Boston University students are asking that the University make class attendance optional on Election Day this year.
College of Arts and Sciences freshman Arlo Hatcher launched a petition on behalf of CAS Student Government, asking the University to give students the option to miss class on Election Day to promote student voting.
“Young people just don’t get out to vote,” Hatcher said. “People are too busy, and that makes sense because college students are really busy. They have classes. They have extracurriculars. They have all sorts of stuff going on.”
BU Student Government also voted to support a class-optional Election Day 2020 in its virtual meeting Monday, and is recommending BU marks the date a University holiday starting in 2022.
In the 2016 presidential election, 48.3 percent of college students voted, according to an analysis by Tufts University.
CAS StuGov decided not to ask for classes to be canceled on Election Day 2020 because the notice would be too short.

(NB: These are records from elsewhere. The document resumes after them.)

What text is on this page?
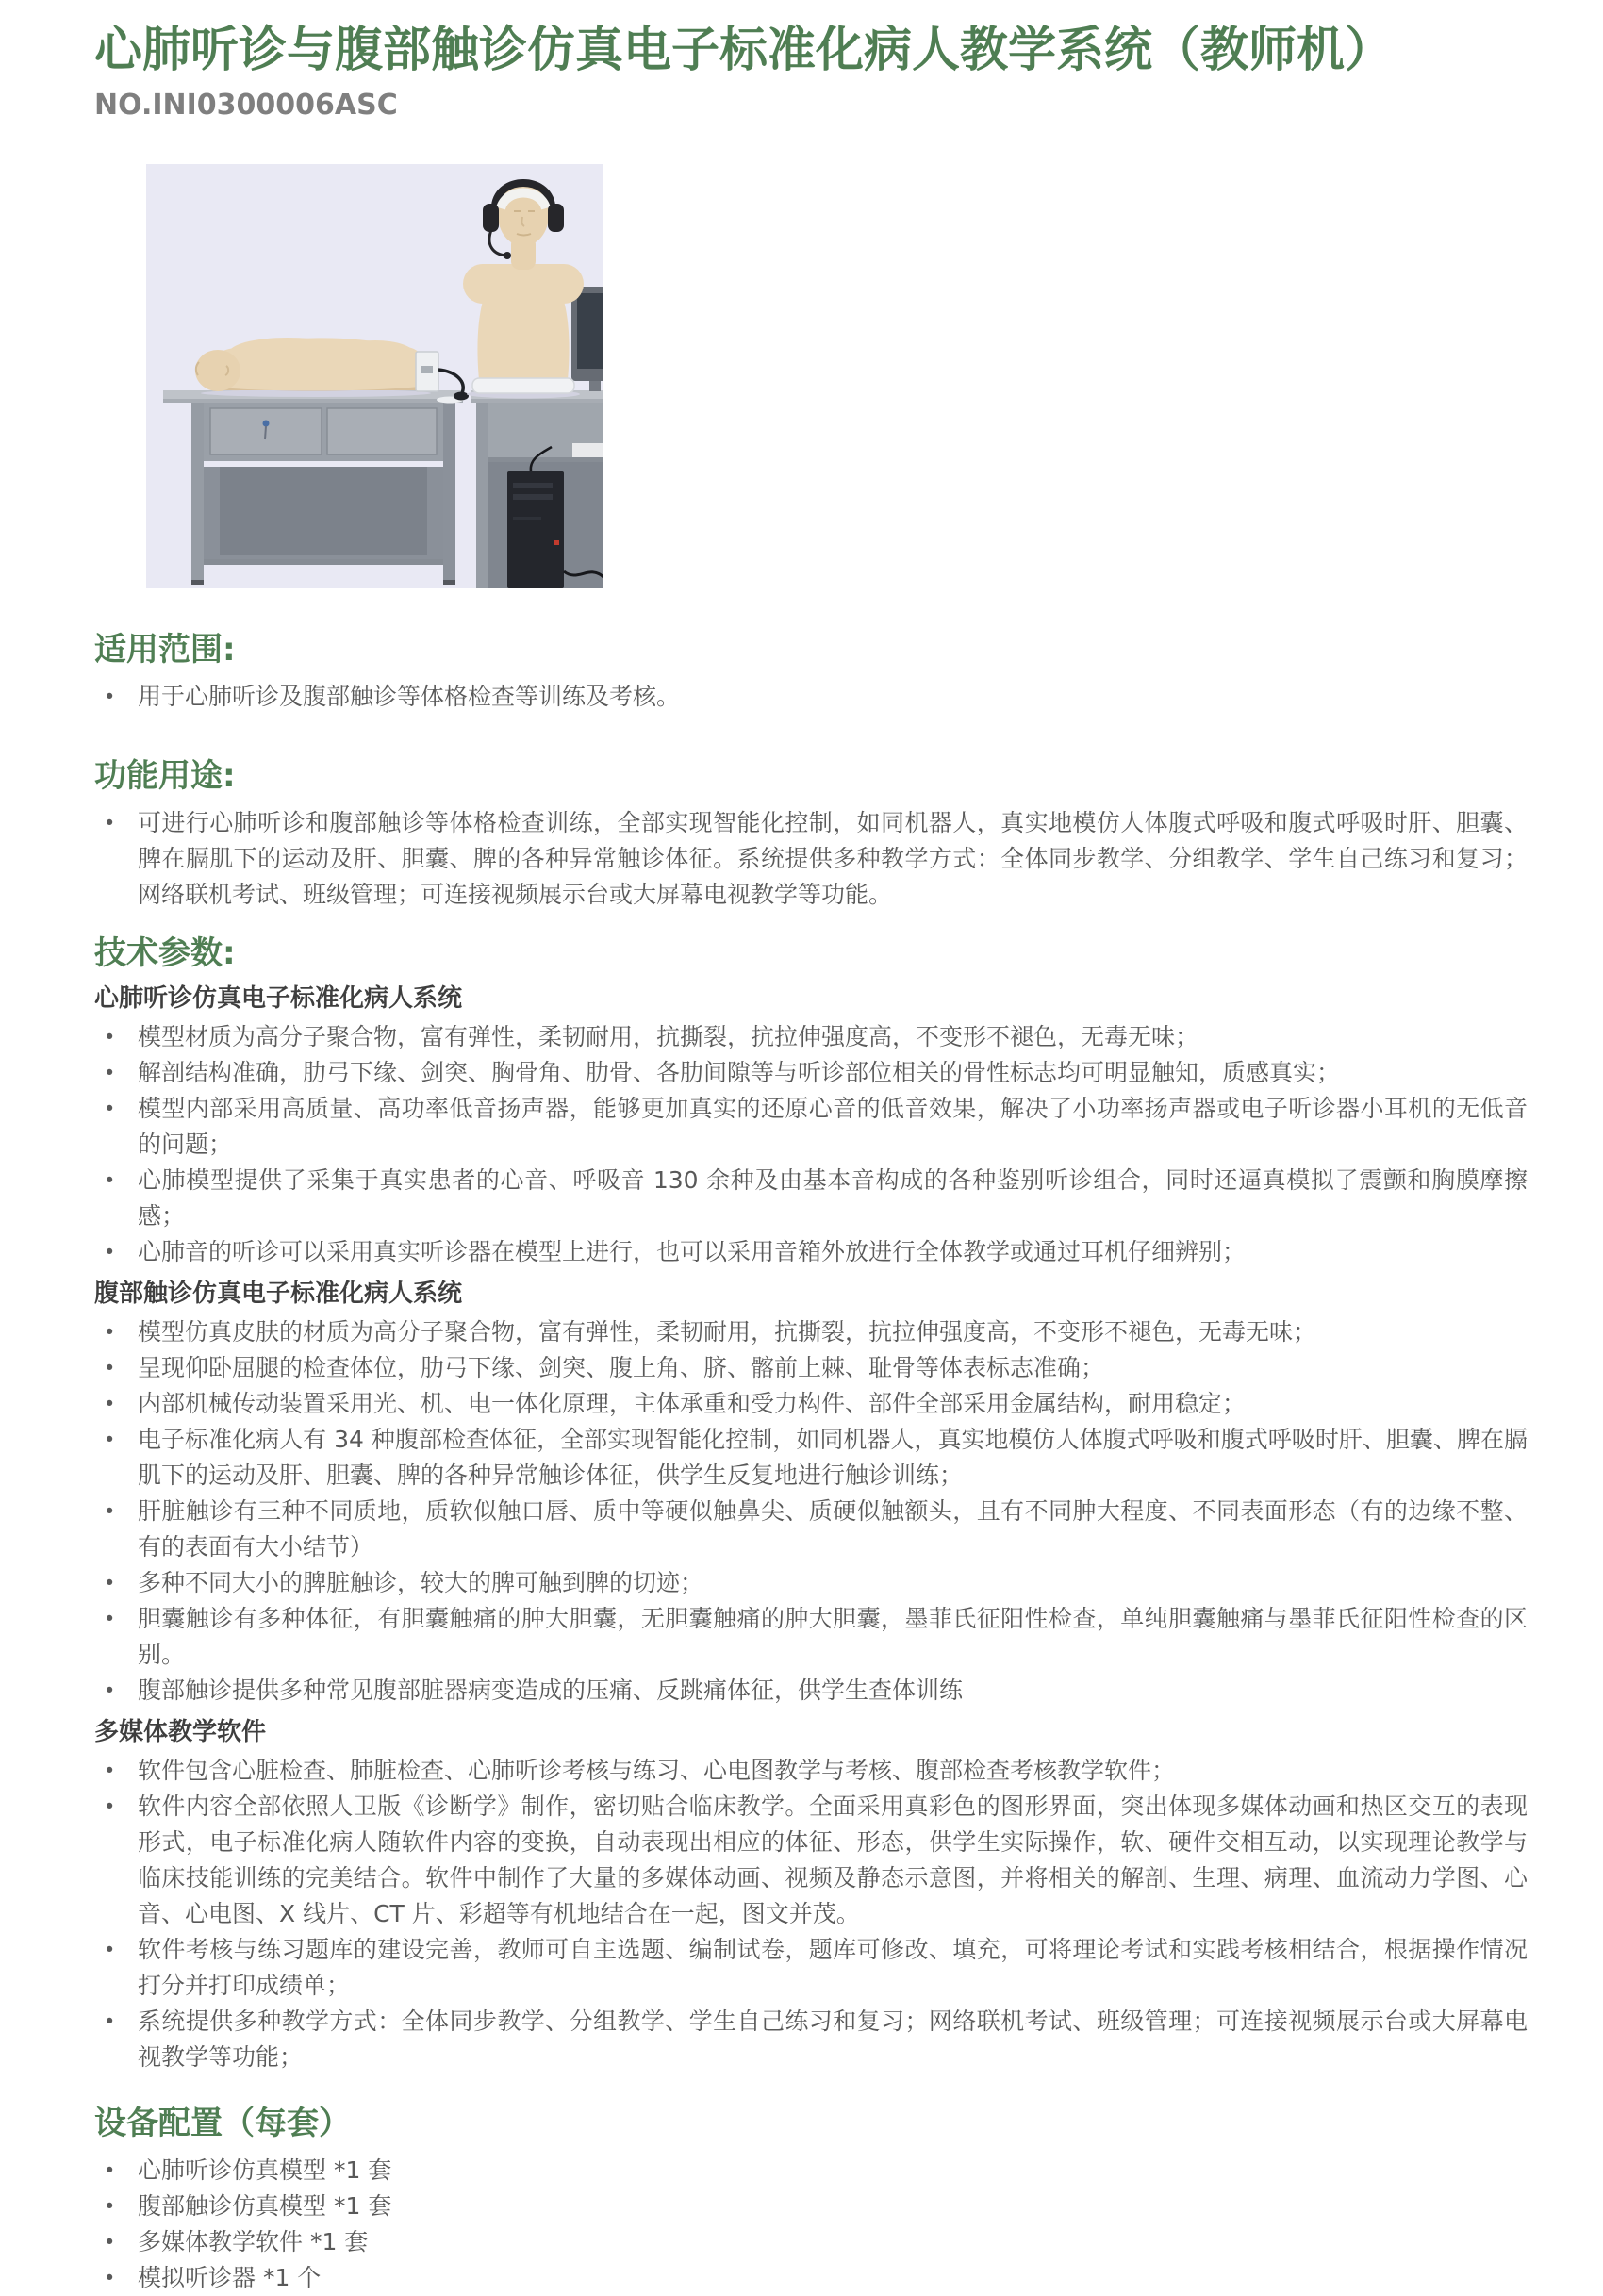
心肺听诊与腹部触诊仿真电子标准化病人教学系统（教师机）
NO.INI0300006ASC
适用范围:
• 用于心肺听诊及腹部触诊等体格检查等训练及考核。
功能用途:
• 可进行心肺听诊和腹部触诊等体格检查训练，全部实现智能化控制，如同机器人，真实地模仿人体腹式呼吸和腹式呼吸时肝、胆囊、脾在膈肌下的运动及肝、胆囊、脾的各种异常触诊体征。系统提供多种教学方式：全体同步教学、分组教学、学生自己练习和复习；网络联机考试、班级管理；可连接视频展示台或大屏幕电视教学等功能。
技术参数:
心肺听诊仿真电子标准化病人系统
• 模型材质为高分子聚合物，富有弹性，柔韧耐用，抗撕裂，抗拉伸强度高，不变形不褪色，无毒无味；
• 解剖结构准确，肋弓下缘、剑突、胸骨角、肋骨、各肋间隙等与听诊部位相关的骨性标志均可明显触知，质感真实；
• 模型内部采用高质量、高功率低音扬声器，能够更加真实的还原心音的低音效果，解决了小功率扬声器或电子听诊器小耳机的无低音的问题；
• 心肺模型提供了采集于真实患者的心音、呼吸音 130 余种及由基本音构成的各种鉴别听诊组合，同时还逼真模拟了震颤和胸膜摩擦感；
• 心肺音的听诊可以采用真实听诊器在模型上进行，也可以采用音箱外放进行全体教学或通过耳机仔细辨别；
腹部触诊仿真电子标准化病人系统
• 模型仿真皮肤的材质为高分子聚合物，富有弹性，柔韧耐用，抗撕裂，抗拉伸强度高，不变形不褪色，无毒无味；
• 呈现仰卧屈腿的检查体位，肋弓下缘、剑突、腹上角、脐、髂前上棘、耻骨等体表标志准确；
• 内部机械传动装置采用光、机、电一体化原理，主体承重和受力构件、部件全部采用金属结构，耐用稳定；
• 电子标准化病人有 34 种腹部检查体征，全部实现智能化控制，如同机器人，真实地模仿人体腹式呼吸和腹式呼吸时肝、胆囊、脾在膈肌下的运动及肝、胆囊、脾的各种异常触诊体征，供学生反复地进行触诊训练；
• 肝脏触诊有三种不同质地，质软似触口唇、质中等硬似触鼻尖、质硬似触额头，且有不同肿大程度、不同表面形态（有的边缘不整、有的表面有大小结节）
• 多种不同大小的脾脏触诊，较大的脾可触到脾的切迹；
• 胆囊触诊有多种体征，有胆囊触痛的肿大胆囊，无胆囊触痛的肿大胆囊，墨菲氏征阳性检查，单纯胆囊触痛与墨菲氏征阳性检查的区别。
• 腹部触诊提供多种常见腹部脏器病变造成的压痛、反跳痛体征，供学生查体训练
多媒体教学软件
• 软件包含心脏检查、肺脏检查、心肺听诊考核与练习、心电图教学与考核、腹部检查考核教学软件；
• 软件内容全部依照人卫版《诊断学》制作，密切贴合临床教学。全面采用真彩色的图形界面，突出体现多媒体动画和热区交互的表现形式，电子标准化病人随软件内容的变换，自动表现出相应的体征、形态，供学生实际操作，软、硬件交相互动，以实现理论教学与临床技能训练的完美结合。软件中制作了大量的多媒体动画、视频及静态示意图，并将相关的解剖、生理、病理、血流动力学图、心音、心电图、X 线片、CT 片、彩超等有机地结合在一起，图文并茂。
• 软件考核与练习题库的建设完善，教师可自主选题、编制试卷，题库可修改、填充，可将理论考试和实践考核相结合，根据操作情况打分并打印成绩单；
• 系统提供多种教学方式：全体同步教学、分组教学、学生自己练习和复习；网络联机考试、班级管理；可连接视频展示台或大屏幕电视教学等功能；
设备配置（每套）
• 心肺听诊仿真模型 *1 套
• 腹部触诊仿真模型 *1 套
• 多媒体教学软件 *1 套
• 模拟听诊器 *1 个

“For this year, we think it’s unfair to professors who already have syllabi made,” Hatcher said. “This petition is specifically making attendance optional, but ideally that would be a full academic holiday. That’s what we’re pushing for for 2022.”
Hatcher said mail-in ballots do not guarantee a vote.
“For some people, they might have forgotten. They might not be able to fill it out. It might be too late. Some people get their ballots canceled,” Hatcher said. “Even with the mail-in ballot option, we should still be removing the structural barriers to voting that college students … face.”
The petition, created Oct. 8, has more than 550 signatures as of Wednesday night.
In a letter to BU faculty members, students and professors of the BU Votes initiative wrote that aside from optional attendance this Nov. 3, they also want to see every federal election day — occurring every even-numbered year — be a University holiday.
The letter suggested professors provide lecture recordings for asynchronous viewing, allow excused absences for voting purposes and avoid scheduling tests on Election Day.
“BU Votes believes that a culture of civic engagement is a vital part of a liberal undergraduate education,” the group wrote. “Flexibility from their professors will encourage students to take the time to vote.”
BU StuGov Sen. Hessann Farooqi, a member of the CAS StuGov committee behind the petition, said he hopes BU will eventually make all federal election days University holidays, and in doing so, will inspire other universities to do the same.
“That’s not going to solve all of the problems that we have around voter suppression in this country, but it will make it easier to vote on our campus,” said Farooqi, who is also a member of BU Votes. “Whatever we can do at the campus level, we absolutely have to do.”
He voted in favor of supporting the petition at Monday’s BU StuGov meeting.
Lia Weil, a junior in CAS, said she supports the petition. As a student and a volunteer poll worker, she said she believes optional classes on Election Day would encourage students not only to vote, but also to engage in volunteering opportunities to support the election.
“Our current administration has promoted not voting by mail-in ballot,” Weil said. “So even though there is a large increase, I still think that a lot of people still may want to go vote in person.”
Carrie Welter, a junior in CAS, said she recognizes the University may be hesitant to make classes optional on Election Day considering many BU students are not registered to vote in Massachusetts, and therefore send mail-in ballots anyway as absentee voters. She said professors, however, could benefit.
“A good idea with making classes optional,” Welter said, “is professors can also choose to cancel so that they can go vote.”
Welter said she believes BU should do whatever it can to promote student voter engagement, especially given the nature of the upcoming election.
“The stakes are really high,” Welter said. “I do feel like any motion to get as many students to vote as possible is important.”
The petition follows the decision of several other schools, such as Brown University and Columbia University, to cancel classes Nov. 3 to increase college student voter engagement. BU School of Law’s Juris Doctor degree program also recognizes Election Day as an academic holiday.